The photos of strikingly similar representations of Bandera and Lenin in the collage above are taken from Gazeta.ua.

24 January 2010

German-Polish Reconciliation


Władysław Bartoszewski has just published his new book O Niemcach i Polakach. Wspomnienia. Nadzieje. Prognozy (with the help of Rafał Rogulski and Jan Rydel, Cracow: Wydawnictwo Literackie, 2010) potentially roughly translated into About Germans and Poles. Memories. Hopes. Prospects. Few people have such credentials to write about Polish-German contacts as this survivor of Auschwitz, veteran of the Warsaw Uprising and activist in the underground Council to Aid Jews during the Second World War and later professor at the Ludwig Maximilian University of Munich in the 1980s, Poland’s foreign minister in 1995 and currently the Polish government’s representative for Polish-German relations. His book traces the evolution of the interactions between the two nations from the war, through the visits to Poland of East German activists of Aktion Sühnezeichen Friedensdienste (an organisation confronting the legacy of Nazism) and the West German aid to the Polish Solidarity movement, to the Polish-German cooperation after 1989. As reviews of the book suggest, Bartoszewski confirms in it his reputation as a perceptive observer and great story-teller. One can find few more insightful pictures of how much changed between Poland and Germany in the last seventy years.

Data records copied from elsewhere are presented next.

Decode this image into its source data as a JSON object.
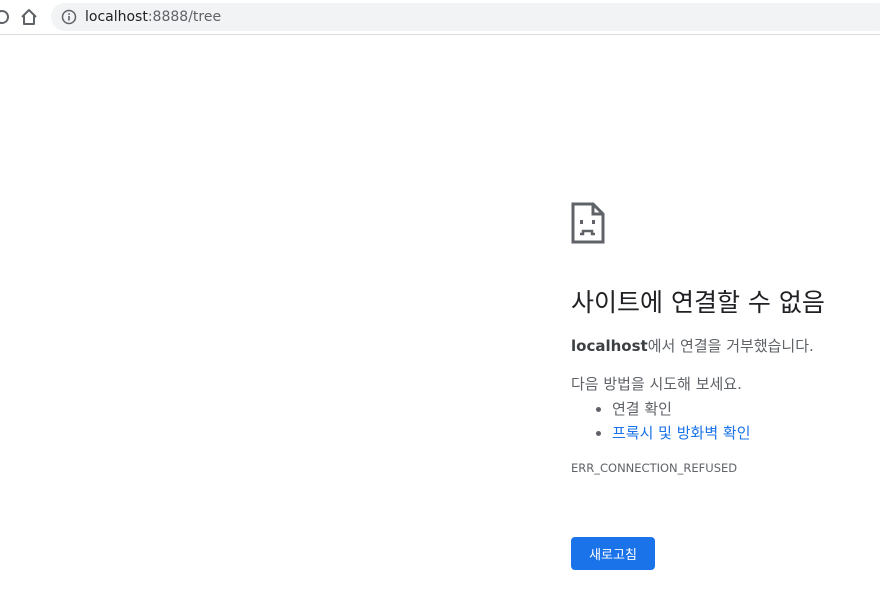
{
  "browser": {
    "url_host": "localhost",
    "url_rest": ":8888/tree"
  },
  "error": {
    "heading": "사이트에 연결할 수 없음",
    "host": "localhost",
    "message_suffix": "에서 연결을 거부했습니다.",
    "suggest_intro": "다음 방법을 시도해 보세요.",
    "suggestions": [
      {
        "label": "연결 확인",
        "is_link": false
      },
      {
        "label": "프록시 및 방화벽 확인",
        "is_link": true
      }
    ],
    "code": "ERR_CONNECTION_REFUSED",
    "reload_label": "새로고침"
  },
  "colors": {
    "accent": "#1a73e8",
    "text_primary": "#202124",
    "text_secondary": "#5f6368",
    "omnibox_bg": "#f1f3f4"
  },
  "icons": {
    "reload": "reload-icon",
    "home": "home-icon",
    "info": "info-icon",
    "sad_page": "sad-page-icon"
  }
}
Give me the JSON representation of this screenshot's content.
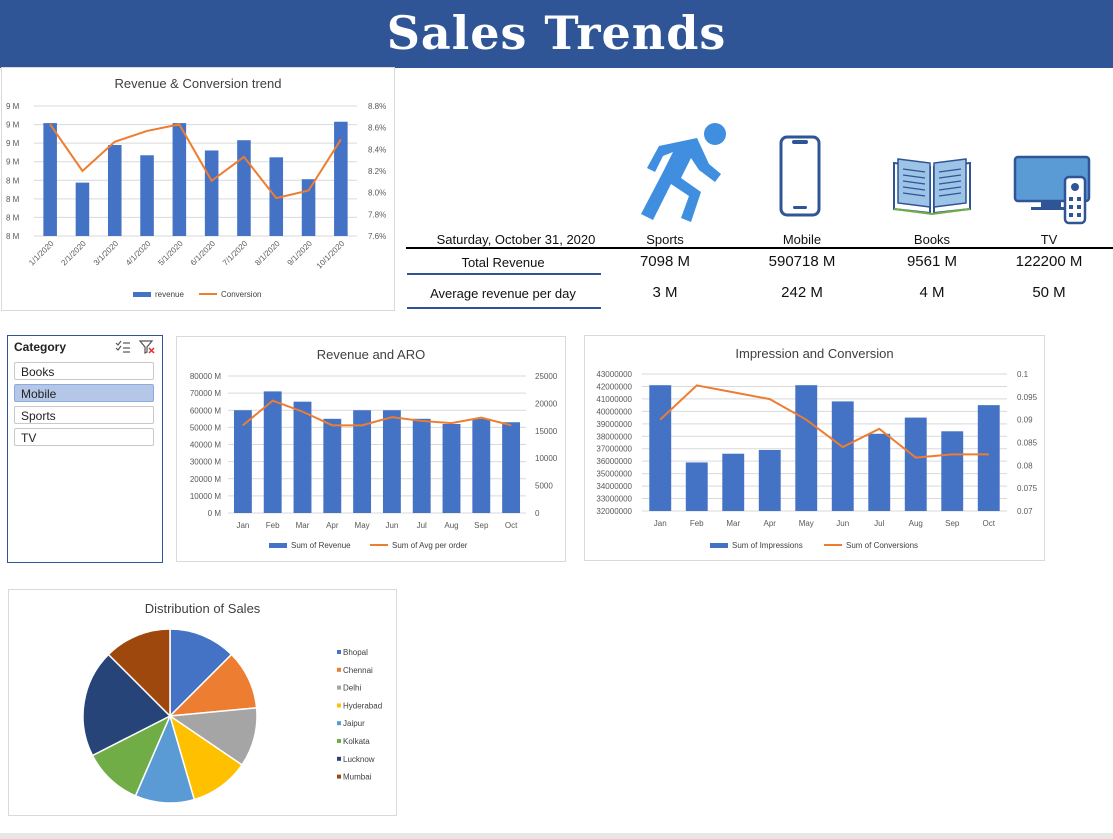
{
  "header": {
    "title": "Sales Trends"
  },
  "colors": {
    "header_bg": "#2f5597",
    "bar": "#4472c4",
    "line": "#ed7d31"
  },
  "kpi": {
    "date": "Saturday, October 31, 2020",
    "row1_label": "Total Revenue",
    "row2_label": "Average revenue per day",
    "categories": [
      {
        "name": "Sports",
        "icon": "runner-icon",
        "total": "7098 M",
        "avg": "3 M"
      },
      {
        "name": "Mobile",
        "icon": "smartphone-icon",
        "total": "590718 M",
        "avg": "242 M"
      },
      {
        "name": "Books",
        "icon": "open-book-icon",
        "total": "9561 M",
        "avg": "4 M"
      },
      {
        "name": "TV",
        "icon": "tv-remote-icon",
        "total": "122200 M",
        "avg": "50 M"
      }
    ]
  },
  "slicer": {
    "title": "Category",
    "items": [
      {
        "label": "Books",
        "selected": false
      },
      {
        "label": "Mobile",
        "selected": true
      },
      {
        "label": "Sports",
        "selected": false
      },
      {
        "label": "TV",
        "selected": false
      }
    ]
  },
  "chart_data": [
    {
      "id": "rev_conv",
      "type": "bar+line",
      "title": "Revenue & Conversion trend",
      "categories": [
        "1/1/2020",
        "2/1/2020",
        "3/1/2020",
        "4/1/2020",
        "5/1/2020",
        "6/1/2020",
        "7/1/2020",
        "8/1/2020",
        "9/1/2020",
        "10/1/2020"
      ],
      "series": [
        {
          "name": "revenue",
          "kind": "bar",
          "axis": "left",
          "values": [
            9.65,
            8.78,
            9.33,
            9.18,
            9.65,
            9.25,
            9.4,
            9.15,
            8.83,
            9.67
          ]
        },
        {
          "name": "Conversion",
          "kind": "line",
          "axis": "right",
          "values": [
            8.63,
            8.2,
            8.47,
            8.57,
            8.63,
            8.11,
            8.33,
            7.95,
            8.02,
            8.49
          ]
        }
      ],
      "y_left_ticks": [
        "9 M",
        "9 M",
        "9 M",
        "9 M",
        "8 M",
        "8 M",
        "8 M",
        "8 M"
      ],
      "y_left_range": [
        8.0,
        9.9
      ],
      "y_right_ticks": [
        "8.8%",
        "8.6%",
        "8.4%",
        "8.2%",
        "8.0%",
        "7.8%",
        "7.6%"
      ],
      "y_right_range": [
        7.6,
        8.8
      ],
      "legend": "bottom"
    },
    {
      "id": "rev_aro",
      "type": "bar+line",
      "title": "Revenue and ARO",
      "categories": [
        "Jan",
        "Feb",
        "Mar",
        "Apr",
        "May",
        "Jun",
        "Jul",
        "Aug",
        "Sep",
        "Oct"
      ],
      "series": [
        {
          "name": "Sum of Revenue",
          "kind": "bar",
          "axis": "left",
          "values": [
            60000,
            71000,
            65000,
            55000,
            60000,
            60000,
            55000,
            52000,
            55000,
            53000
          ]
        },
        {
          "name": "Sum of Avg per order",
          "kind": "line",
          "axis": "right",
          "values": [
            16000,
            20500,
            18500,
            16000,
            16000,
            17500,
            16800,
            16400,
            17400,
            16000
          ]
        }
      ],
      "y_left_ticks": [
        "80000 M",
        "70000 M",
        "60000 M",
        "50000 M",
        "40000 M",
        "30000 M",
        "20000 M",
        "10000 M",
        "0 M"
      ],
      "y_left_range": [
        0,
        80000
      ],
      "y_right_ticks": [
        "25000",
        "20000",
        "15000",
        "10000",
        "5000",
        "0"
      ],
      "y_right_range": [
        0,
        25000
      ],
      "legend": "bottom"
    },
    {
      "id": "imp_conv",
      "type": "bar+line",
      "title": "Impression and Conversion",
      "categories": [
        "Jan",
        "Feb",
        "Mar",
        "Apr",
        "May",
        "Jun",
        "Jul",
        "Aug",
        "Sep",
        "Oct"
      ],
      "series": [
        {
          "name": "Sum of Impressions",
          "kind": "bar",
          "axis": "left",
          "values": [
            42100000,
            35900000,
            36600000,
            36900000,
            42100000,
            40800000,
            38200000,
            39500000,
            38400000,
            40500000
          ]
        },
        {
          "name": "Sum of Conversions",
          "kind": "line",
          "axis": "right",
          "values": [
            0.09,
            0.0975,
            0.096,
            0.0945,
            0.09,
            0.084,
            0.088,
            0.0817,
            0.0824,
            0.0824
          ]
        }
      ],
      "y_left_ticks": [
        "43000000",
        "42000000",
        "41000000",
        "40000000",
        "39000000",
        "38000000",
        "37000000",
        "36000000",
        "35000000",
        "34000000",
        "33000000",
        "32000000"
      ],
      "y_left_range": [
        32000000,
        43000000
      ],
      "y_right_ticks": [
        "0.1",
        "0.095",
        "0.09",
        "0.085",
        "0.08",
        "0.075",
        "0.07"
      ],
      "y_right_range": [
        0.07,
        0.1
      ],
      "legend": "bottom"
    },
    {
      "id": "dist",
      "type": "pie",
      "title": "Distribution of Sales",
      "labels": [
        "Bhopal",
        "Chennai",
        "Delhi",
        "Hyderabad",
        "Jaipur",
        "Kolkata",
        "Lucknow",
        "Mumbai"
      ],
      "values": [
        12.5,
        11,
        11,
        11,
        11,
        11,
        20,
        12.5
      ],
      "colors": [
        "#4472c4",
        "#ed7d31",
        "#a5a5a5",
        "#ffc000",
        "#5b9bd5",
        "#70ad47",
        "#264478",
        "#9e480e"
      ],
      "legend": "right"
    }
  ]
}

A review of the book can be found here.

06 January 2010

Poles and Jews during the Second World War


The passing year brought further contributions to the discussions about the attitudes of Catholic Poles towards the Jews during the Second World War, perhaps the most complex and controversial topic in modern Polish history and one of the most painful and politically charged aspects of collective memory in the country. After the most thoroughly researched Polish study of the Warsaw Ghetto (Barbara Engelking and Jacek Leociak, Getto warszawskie: przewodnik po nieistniejącym mieście, 1st edn. Warsaw, 2001) became available in English owing to the translation by Emma Harris for Yale University Press (The Warsaw Ghetto: A Guide to the Perished City, New Haven, 2009), its co-author, Barbara Engelking, the director of the Polish Center for Holocaust Research, together with Dariusz Libionka, the director of the Research Department of the Majdanek State Museum, turned her attention to the Warsaw Uprising of 1944. Their book Żydzi w powstańczej Warszawie (Warsaw, 2009) explores the place of Jews and Polish freedom fighters’ attitudes towards them during the doomed attempt of the Polish Home Army to liberate Warsaw from the Nazis before its capture by the Red Army. As the authors explain in an interview with the Polish daily Gazeta Wyborcza, their aim was to show “the entire spectrum of [Polish] responses” to the Jews (“My staramy się pokazać całe spektrum postaw”). They conclude that during “the last battle for free Poland, nobody had time for the Jews” (“Rozgrywała się ostatnia bitwa o wolną Polskę, nikt nie miał głowy do Żydów”). The interview can be found here on the website of Gazeta Wyborcza.